Gustavo Machado é dono de uma generosidade ímpar. Ele gosta muito de compartilhar suas experiências, tanto é assim, que em maio do ano passado depois de uma ótima palestra sobre produção de HQs no SESC em Quadrinhos (veja mais aqui) ele ainda deu total atenção para todos que o cercaram, analisando portfólios e dando dicas. Gustavo é ganhador de dois prêmios Abril de Jornalismo, dois prêmios Angelo Agostini e dois troféus Dona Beja de Quadrinhos. Trabalhou para editoras como RGE, Grafipar e Abril e desenha em vários estilos: do infantil ao erótico. Nesta entrevista, Gustavo Machado comenta sobre sua carreira, seu trabalho em títulos como Sítio do Pica-Pau Amarelo e Os Trapalhões, e sua amizade com o Mestre Claudio Seto.

Como surgiu seu interesse por Quadrinhos?

Desenho desde os meus três anos de idade, mas foi aos oito anos que meu pai me mostrou umas HQs que ele havia desenhado quando tinha 13 anos, numas folhas de papel almaço. Aquilo foi como um clarão na minha mente, percebi que Quadrinhos não era apenas algo que chegava pronto em minhas mãos através dos gibis, eu podia fazer! Daí em diante estava infectado pelo incurável vírus “Gybi Coadrynius”!

(risos) Eu tinha um tio (irmão do meu pai) que desenhava e pelo que lembro muito bem! Ele também colecionava revistas da EBAL... Isso também foi o que me despertou para os Quadrinhos! O quê que você acha que essa influência, além de infectá-lo, lhe proporcionou?

Meu pai não apenas me influenciou, como também incentivou meu interesse pelos Quadrinhos. Junto com minha mãe, foram meus primeiros fãs. O apoio dos dois foi fundamental no processo do meu aprendizado.

Quais revistas em quadrinhos você lia nessa época?

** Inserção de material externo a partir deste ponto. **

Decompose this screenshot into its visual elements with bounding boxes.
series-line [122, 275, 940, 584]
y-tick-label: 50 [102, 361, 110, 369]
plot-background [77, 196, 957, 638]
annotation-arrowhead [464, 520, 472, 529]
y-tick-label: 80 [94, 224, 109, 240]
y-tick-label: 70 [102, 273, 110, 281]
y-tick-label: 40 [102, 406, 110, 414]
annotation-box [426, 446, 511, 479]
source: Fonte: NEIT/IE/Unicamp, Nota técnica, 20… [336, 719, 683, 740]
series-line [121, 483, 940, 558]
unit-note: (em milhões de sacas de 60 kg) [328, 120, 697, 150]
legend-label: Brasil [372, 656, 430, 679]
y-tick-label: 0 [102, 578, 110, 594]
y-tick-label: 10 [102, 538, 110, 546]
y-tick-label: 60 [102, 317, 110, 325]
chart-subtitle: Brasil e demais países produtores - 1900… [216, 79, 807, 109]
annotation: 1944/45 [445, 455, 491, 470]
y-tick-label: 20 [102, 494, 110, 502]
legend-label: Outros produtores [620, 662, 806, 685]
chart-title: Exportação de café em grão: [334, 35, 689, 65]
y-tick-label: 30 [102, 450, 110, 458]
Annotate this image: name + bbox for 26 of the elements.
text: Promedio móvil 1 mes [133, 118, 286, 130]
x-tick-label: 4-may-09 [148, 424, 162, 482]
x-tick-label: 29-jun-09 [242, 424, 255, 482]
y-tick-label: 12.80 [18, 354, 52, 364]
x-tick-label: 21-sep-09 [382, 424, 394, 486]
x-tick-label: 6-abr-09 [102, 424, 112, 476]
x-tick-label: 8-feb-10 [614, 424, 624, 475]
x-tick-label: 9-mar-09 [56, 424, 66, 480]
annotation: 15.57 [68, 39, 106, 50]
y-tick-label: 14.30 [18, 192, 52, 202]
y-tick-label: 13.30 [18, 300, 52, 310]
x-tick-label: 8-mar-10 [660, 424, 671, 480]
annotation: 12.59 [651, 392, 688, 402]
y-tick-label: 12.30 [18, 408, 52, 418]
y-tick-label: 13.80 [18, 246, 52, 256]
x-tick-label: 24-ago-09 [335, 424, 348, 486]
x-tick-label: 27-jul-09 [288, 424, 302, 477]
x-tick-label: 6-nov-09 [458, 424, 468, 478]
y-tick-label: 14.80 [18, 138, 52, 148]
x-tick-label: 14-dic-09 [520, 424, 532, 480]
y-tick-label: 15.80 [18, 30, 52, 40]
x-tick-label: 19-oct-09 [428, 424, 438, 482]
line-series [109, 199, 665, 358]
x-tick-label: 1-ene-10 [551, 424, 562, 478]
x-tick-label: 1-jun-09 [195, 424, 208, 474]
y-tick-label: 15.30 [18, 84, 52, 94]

O primeiro gibi que consegui ler foi um Tio Patinhas, quando tinha sete anos. Levei um tempão, mas me senti realizado quando terminei! Curtia Disney, mas nesta época os postos Shell lançaram os Super-Heróis Marvel, que logo começou a sair pela Ebal, aí foi aquela loucura!

Você é autodidata?

Sim, nunca fiz cursei aulas de desenho.

Quais são os quadrinhistas que lhe influenciaram?

Os primeiros foram Carl Barks e Paul Murry (Disney), mas depois vieram muitos outros, como Ziraldo, Nico Rosso, André Le Blanc, Hergé (Tintin), John Buscema, Neal Adams, Curt Swan, Esteban Maroto, Mezieres, Franquin, Al Capp, Jim Holdaway, Uderzo, Ivo Milazzo, Gianni de Luca, Jean Giraud (Moebius), Jose Luiz Salinas, Joe Kubert, Will Eisner, Roy Crane, Milton Cannif, Stan Drake, Frazetta, Hugo Pratt, Hal Foster, Alex Raymond, Crepax, Carlos Gimenez e o meu predileto, Alex Toth! Também fui muito influenciado pelo Andrew Loomis, um antigo ilustrador americano que publicou maravilhosos livros ensinando anatomia humana, luz e sombra, cor, perspectiva e outras coisas. Há algum tempo li que o Alex Ross também é fã deste mestre do desenho.
 
Seu primeiro trabalho foi na RGE? Lembro-me que você me contou certa vez que o conseguiu atendendo um anúncio de jornal que procurava ilustradores. Foi isso mesmo?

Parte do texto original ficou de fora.